Because in that world, software is in fact “soft” - in a large complex real time control system like the Shuttle’s avionics system, software is pervasive and, in virtually every case, the last subsystem to stabilize. Software by its nature is the easiest place to correct problems - hut by that very nature, it becomes a tyrant to its users ard a tenuous and murky unknown to the analysts. Software is the easiest to change … but in change, it is the easiest to compromise.

from https://www5.in.tum.de/persons/huckle/space_.pdf

i always oscillate between the two modes of:

  • programming most things is so easy, how on earth are software engineers paid so much, this seems ripe for outsourcing/automation
  • programming is one of the hardest things humans can do, we are awful at it, software engineers should be paid more because we need to attract the best people — it’s a miracle this works at all.

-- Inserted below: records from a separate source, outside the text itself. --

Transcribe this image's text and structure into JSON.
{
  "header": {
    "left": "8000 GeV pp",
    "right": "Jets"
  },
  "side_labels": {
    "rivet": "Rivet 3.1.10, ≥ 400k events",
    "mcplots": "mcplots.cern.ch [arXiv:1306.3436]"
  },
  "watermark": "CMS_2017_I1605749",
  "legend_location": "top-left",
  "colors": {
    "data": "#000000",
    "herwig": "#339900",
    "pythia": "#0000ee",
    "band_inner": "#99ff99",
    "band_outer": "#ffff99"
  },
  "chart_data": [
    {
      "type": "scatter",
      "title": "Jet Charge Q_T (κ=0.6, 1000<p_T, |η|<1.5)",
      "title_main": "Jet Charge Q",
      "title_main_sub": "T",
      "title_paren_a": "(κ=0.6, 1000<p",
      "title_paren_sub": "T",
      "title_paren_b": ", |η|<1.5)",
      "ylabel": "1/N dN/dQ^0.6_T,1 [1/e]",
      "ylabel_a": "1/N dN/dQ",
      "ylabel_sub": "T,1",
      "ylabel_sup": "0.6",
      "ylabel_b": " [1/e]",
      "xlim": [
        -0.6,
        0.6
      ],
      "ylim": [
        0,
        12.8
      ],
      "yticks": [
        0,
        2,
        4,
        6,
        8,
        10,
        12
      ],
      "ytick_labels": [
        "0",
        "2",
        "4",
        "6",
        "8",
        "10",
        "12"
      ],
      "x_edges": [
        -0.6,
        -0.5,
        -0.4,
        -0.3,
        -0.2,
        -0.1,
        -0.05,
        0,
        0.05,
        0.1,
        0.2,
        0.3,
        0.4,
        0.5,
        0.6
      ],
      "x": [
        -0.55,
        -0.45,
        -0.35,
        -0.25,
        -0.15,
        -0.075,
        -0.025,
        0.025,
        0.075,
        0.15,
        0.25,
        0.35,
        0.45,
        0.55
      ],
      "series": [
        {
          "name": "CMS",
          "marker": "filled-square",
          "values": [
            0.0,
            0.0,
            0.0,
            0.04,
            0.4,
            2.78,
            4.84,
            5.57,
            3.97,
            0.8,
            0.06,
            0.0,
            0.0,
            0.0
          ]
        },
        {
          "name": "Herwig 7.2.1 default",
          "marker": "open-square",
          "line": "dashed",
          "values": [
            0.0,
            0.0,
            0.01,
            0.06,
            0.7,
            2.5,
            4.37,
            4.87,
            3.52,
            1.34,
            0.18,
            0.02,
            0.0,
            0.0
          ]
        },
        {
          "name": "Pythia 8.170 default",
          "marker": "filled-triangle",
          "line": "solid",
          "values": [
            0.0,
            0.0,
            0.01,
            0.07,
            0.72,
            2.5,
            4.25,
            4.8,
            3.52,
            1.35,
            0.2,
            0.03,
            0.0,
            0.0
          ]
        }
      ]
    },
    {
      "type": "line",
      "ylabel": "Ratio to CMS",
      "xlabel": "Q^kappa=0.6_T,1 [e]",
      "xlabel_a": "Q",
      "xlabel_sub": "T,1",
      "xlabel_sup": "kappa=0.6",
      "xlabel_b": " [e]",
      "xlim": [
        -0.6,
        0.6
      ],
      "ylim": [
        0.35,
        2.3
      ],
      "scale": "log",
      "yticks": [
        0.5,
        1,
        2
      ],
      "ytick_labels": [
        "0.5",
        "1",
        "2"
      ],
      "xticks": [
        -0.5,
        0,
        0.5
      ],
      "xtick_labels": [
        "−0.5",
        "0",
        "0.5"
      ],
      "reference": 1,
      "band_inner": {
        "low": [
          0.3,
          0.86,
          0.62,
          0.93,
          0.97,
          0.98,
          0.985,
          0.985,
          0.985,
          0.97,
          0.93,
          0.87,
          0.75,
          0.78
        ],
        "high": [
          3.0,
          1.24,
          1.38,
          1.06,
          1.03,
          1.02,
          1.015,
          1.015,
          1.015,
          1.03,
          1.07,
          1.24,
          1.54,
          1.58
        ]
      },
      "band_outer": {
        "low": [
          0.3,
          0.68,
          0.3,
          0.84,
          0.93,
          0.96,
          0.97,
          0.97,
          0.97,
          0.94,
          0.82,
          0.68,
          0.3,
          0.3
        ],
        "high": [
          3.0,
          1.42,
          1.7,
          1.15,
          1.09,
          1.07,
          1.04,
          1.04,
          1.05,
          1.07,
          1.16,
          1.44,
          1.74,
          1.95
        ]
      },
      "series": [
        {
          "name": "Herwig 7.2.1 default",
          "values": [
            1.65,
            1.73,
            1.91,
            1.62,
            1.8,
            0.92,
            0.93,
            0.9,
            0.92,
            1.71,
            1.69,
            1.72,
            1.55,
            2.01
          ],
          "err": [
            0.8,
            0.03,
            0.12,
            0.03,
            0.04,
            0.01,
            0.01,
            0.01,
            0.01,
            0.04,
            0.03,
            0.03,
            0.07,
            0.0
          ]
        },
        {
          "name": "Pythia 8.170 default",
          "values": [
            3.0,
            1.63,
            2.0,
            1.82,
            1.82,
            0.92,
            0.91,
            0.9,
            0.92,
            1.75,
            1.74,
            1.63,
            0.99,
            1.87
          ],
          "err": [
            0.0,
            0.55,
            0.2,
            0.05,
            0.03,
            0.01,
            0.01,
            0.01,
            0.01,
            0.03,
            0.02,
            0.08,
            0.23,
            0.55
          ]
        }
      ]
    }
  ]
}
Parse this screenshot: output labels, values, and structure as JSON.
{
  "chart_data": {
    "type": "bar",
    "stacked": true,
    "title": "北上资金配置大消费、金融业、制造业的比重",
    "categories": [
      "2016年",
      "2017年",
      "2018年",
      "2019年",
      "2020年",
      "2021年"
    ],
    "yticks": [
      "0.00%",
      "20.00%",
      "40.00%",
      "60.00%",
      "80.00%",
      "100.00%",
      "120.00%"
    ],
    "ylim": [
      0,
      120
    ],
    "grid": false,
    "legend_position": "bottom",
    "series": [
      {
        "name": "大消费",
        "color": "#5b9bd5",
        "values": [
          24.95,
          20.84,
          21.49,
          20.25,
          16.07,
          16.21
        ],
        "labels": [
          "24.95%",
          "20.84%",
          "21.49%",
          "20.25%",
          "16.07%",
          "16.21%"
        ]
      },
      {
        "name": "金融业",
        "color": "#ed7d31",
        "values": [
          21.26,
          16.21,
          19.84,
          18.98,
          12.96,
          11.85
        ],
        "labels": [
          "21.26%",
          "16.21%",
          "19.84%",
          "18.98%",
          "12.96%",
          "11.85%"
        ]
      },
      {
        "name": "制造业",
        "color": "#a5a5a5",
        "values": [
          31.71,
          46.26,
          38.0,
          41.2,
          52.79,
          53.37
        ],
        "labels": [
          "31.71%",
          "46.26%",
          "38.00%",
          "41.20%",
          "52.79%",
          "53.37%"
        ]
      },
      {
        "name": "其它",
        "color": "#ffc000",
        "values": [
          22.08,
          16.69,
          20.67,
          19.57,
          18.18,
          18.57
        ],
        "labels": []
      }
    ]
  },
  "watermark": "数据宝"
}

i think this quote succinctly articulates why software doesn’t seem hard and actually is hard.

building a bridge is hard because no bridge is ever exactly the same, and you need people to design the bridge with the appropriate principles so as to be safe, and then construct it such that it satisfies the necessary physics. except once you start building the bridge, you are building the bridge. the brige is being built. you can’t very easily decide halfway through to change the building materials. and yet software is like that — enticingly flexible so as to make specifications seem unnecessary, and brutal in the impossibility of writing software with 0 errors.

software doesn’t have physics lying underneath — the same protocol can be used for 2 or 2 trillion network packets, but that flexibility means it’s hard(er) to test.